先日、僕が故・村田靖夫さんの事務所ではじめて設計担当をした住まいにお伺いしました。終の棲家として設計されたその住宅は、村田さんが得意としたコートハウス(中庭)型のすまいとしてデザインされました。数多くのコートハウス型の住宅を設計してきた村田さんですが、住まい手や敷地にあわせて、すべての住まいが独自の形と雰囲気をもつことになります。
お伺いしたこの住まいも、設計の打合せを重ねるなかで、いろいろな個性が散りばめられていきました。たとえば、既にお持ちだったアンティークの家具や、古びた金具のついた木の玄関ドア、洗練されたガラス照明器具などが、しっくりと空間におさまるようにデザイン検討を重ねていったのでした。

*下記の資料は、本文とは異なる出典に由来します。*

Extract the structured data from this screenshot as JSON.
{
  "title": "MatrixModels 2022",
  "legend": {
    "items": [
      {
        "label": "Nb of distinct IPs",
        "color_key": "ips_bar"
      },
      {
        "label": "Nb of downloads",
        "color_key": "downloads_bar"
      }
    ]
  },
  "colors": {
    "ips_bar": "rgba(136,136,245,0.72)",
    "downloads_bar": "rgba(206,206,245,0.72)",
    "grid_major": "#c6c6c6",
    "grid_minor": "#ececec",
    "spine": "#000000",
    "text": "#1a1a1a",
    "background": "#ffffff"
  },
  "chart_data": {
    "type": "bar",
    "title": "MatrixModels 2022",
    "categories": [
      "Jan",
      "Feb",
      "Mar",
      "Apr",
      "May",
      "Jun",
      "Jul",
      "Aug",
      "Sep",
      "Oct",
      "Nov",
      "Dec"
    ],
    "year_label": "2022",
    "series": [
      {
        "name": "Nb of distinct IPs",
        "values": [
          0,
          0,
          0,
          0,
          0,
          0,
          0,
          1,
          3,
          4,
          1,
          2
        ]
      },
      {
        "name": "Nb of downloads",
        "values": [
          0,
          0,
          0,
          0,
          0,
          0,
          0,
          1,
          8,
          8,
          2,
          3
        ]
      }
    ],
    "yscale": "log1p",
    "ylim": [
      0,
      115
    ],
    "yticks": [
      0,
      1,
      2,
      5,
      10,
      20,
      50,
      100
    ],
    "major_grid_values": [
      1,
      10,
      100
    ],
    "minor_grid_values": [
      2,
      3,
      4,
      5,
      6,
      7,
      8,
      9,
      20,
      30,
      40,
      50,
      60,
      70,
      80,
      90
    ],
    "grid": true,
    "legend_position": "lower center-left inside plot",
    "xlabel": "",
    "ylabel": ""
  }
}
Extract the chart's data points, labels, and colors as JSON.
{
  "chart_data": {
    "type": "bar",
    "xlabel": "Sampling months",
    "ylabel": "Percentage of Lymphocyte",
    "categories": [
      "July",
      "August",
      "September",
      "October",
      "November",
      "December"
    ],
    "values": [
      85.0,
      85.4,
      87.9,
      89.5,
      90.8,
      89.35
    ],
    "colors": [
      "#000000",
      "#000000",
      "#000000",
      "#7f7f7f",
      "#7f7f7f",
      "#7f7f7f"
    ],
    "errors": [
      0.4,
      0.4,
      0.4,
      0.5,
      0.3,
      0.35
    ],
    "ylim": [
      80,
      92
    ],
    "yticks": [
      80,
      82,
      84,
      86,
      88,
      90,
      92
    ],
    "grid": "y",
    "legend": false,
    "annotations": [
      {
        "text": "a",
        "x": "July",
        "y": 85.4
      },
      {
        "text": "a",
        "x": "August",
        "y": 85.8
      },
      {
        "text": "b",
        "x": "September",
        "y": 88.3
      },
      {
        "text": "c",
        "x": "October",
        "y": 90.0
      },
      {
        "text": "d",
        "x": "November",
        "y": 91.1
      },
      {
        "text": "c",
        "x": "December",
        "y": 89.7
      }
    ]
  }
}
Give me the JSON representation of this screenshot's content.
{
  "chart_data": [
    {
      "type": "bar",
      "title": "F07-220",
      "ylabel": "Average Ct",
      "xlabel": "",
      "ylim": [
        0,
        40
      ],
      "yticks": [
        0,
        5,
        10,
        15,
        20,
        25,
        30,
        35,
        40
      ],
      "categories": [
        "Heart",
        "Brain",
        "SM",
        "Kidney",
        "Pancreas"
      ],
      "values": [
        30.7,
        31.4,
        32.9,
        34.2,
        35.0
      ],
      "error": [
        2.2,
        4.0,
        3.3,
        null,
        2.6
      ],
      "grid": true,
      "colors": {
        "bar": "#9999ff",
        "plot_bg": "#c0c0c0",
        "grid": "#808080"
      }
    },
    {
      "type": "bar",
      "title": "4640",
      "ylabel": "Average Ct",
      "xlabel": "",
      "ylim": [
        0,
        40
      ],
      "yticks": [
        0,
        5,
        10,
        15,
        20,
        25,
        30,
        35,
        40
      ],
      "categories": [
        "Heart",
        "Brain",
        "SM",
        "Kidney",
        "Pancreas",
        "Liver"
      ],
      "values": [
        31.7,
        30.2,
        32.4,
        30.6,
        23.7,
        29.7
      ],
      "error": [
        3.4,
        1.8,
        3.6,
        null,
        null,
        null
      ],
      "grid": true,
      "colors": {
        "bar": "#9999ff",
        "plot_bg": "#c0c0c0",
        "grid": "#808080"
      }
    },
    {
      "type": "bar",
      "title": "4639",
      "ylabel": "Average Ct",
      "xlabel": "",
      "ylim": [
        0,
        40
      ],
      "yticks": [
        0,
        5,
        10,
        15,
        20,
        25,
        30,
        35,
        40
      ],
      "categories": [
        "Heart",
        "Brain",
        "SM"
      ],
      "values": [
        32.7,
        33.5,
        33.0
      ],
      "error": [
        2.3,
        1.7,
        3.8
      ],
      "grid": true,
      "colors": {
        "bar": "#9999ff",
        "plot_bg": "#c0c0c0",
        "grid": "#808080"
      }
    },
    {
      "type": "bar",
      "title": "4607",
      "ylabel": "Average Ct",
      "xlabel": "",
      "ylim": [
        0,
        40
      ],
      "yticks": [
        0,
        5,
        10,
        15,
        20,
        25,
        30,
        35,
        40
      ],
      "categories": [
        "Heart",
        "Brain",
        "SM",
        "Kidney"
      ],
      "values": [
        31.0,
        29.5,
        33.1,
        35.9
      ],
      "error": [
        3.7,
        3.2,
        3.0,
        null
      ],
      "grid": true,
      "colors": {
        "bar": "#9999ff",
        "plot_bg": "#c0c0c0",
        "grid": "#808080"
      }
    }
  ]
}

最初の担当作品というのは、ひたすらボスとスタッフの個性のぶつかり合いになります。僕なりの意見や提案を一生懸命にボスにするのですが、もちろんそれはボスの設計手法に必ずしも相容れるものではありません。数限りないダメ出しを受けながら設計は進み、最後にはやはり村田靖夫としての作風になっていきます。そうでありながら、担当するスタッフによって、少しずつ建物のもつニュアンスが変わっていくのも事実で、きっと村田さんはそのあたりを楽しんでいたのだろうと思います。
道路からコンクリートのアーチ越しに見る中庭。中庭に面した、絶妙の寸法体系で築き上げられたリビング。そこには南に面した大きな開口部があるのですが、中庭の緑を通して入ってくる光はしっとりとした湿度を帯び、室内に紗のかかったようなやわらかな雰囲気をつくりだしてくれています。その光のなかに浮かび上がるアンティークの家具やドアや照明。村田さんが得意としてきたモダンな雰囲気の空間のなかに、どこかノスタルジーを誘う雰囲気ができていました。
この住宅は、特に雑誌などに発表されることもありませんでした。新しい建築のデザイン表現を示すものとしては、控えめだったかもしれません。でも、時代の流行とは関係なく、居心地が良く美しい場所としてあり続けるのだろうと予感できるような住まいでした。もちろんそれは、住まい手が大切に住んでいてくれているからに他なりませんね。そしてこの住宅は、僕の原点としての作品でもあるのです。